Il conviendrait plutôt de se référer à l’Ordonnance N° 2006/002 du 30 octobre 2006 qui a modifié celle N° 2006/001 du 28 septembre 2006. Le champ d’application de cette ordonnance couvre les produits ci-après: le poisson congelé; le riz; le maïs destiné à l’industrie avicole et les œufs à couver; le sel brut non raffiné ni iodé. Je m’en voudrais de ne pas saluer ici, à sa juste valeur, cette décision éminemment politique du président de la République et qui épouse l’un des volets, je voudrais dire le credo, de son action à la tête de l’Etat, à savoir: la recherche constante de l’amélioration des conditions de vie des Camerounais.

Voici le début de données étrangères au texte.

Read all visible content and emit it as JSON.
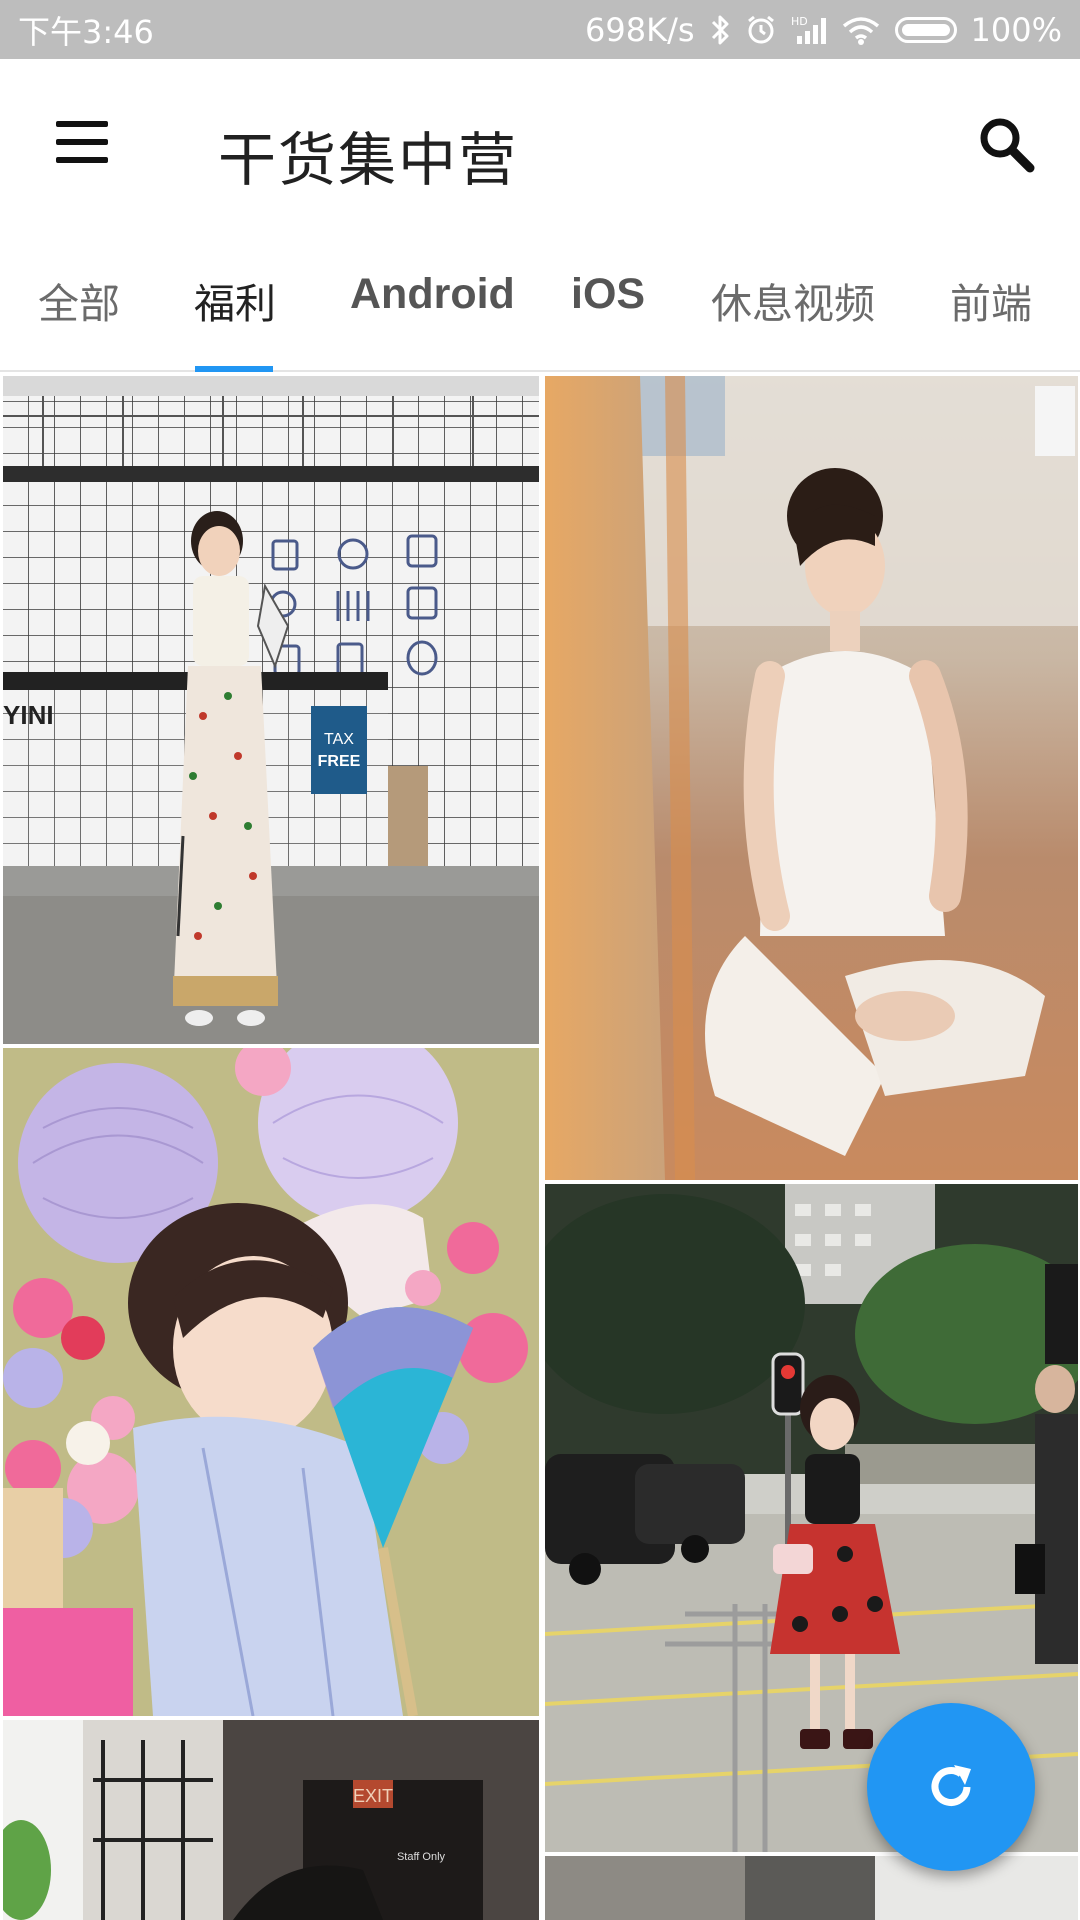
{
  "status_bar": {
    "time": "下午3:46",
    "network_speed": "698K/s",
    "battery": "100%",
    "icons": [
      "bluetooth-icon",
      "alarm-icon",
      "hd-signal-icon",
      "wifi-icon",
      "battery-icon"
    ]
  },
  "toolbar": {
    "title": "干货集中营",
    "menu_icon": "hamburger-menu-icon",
    "search_icon": "search-icon"
  },
  "tabs": [
    {
      "label": "全部"
    },
    {
      "label": "福利"
    },
    {
      "label": "Android"
    },
    {
      "label": "iOS"
    },
    {
      "label": "休息视频"
    },
    {
      "label": "前端"
    }
  ],
  "selected_tab": "福利",
  "gallery": {
    "photos": [
      {
        "description": "girl in patterned wide pants in white tiled shop",
        "sign_text": "TAX FREE"
      },
      {
        "description": "ballet dancer in white leotard sitting on floor"
      },
      {
        "description": "girl in yukata with paper fan and lanterns"
      },
      {
        "description": "girl in lolita dress on city street"
      },
      {
        "description": "man in cap under exit sign",
        "sign_text": "EXIT"
      },
      {
        "description": "partially visible photo"
      }
    ]
  },
  "fab": {
    "icon": "refresh-icon"
  },
  "colors": {
    "accent": "#2196f3",
    "status_bar": "#bdbdbd",
    "title_text": "#212121"
  }
}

Pour revenir à votre question, ma réponse est sans ambiguïté: oui, l’Ordonnance du chef de l’Etat a bel et bien produit les effets escomptés, en l’occurrence la baisse du prix à la consommation des produits visés. J’en veux pour preuve le prix du poisson qui a été infléchi de 200 voire parfois 300 Fcfa/Kg en fonction des espèces et de la saison. C’est ainsi que, pour ne prendre que ces exemples là, le maquereau 25 plus doré, qui est l’espèce la plus prisée des ménages camerounais, est passé de 1000 Fcfa, sinon davantage, à 700/800 Fcfa au maximum, tandis que le prix du bar corvina se stabilisait autour de 800 Fcfa/Kg.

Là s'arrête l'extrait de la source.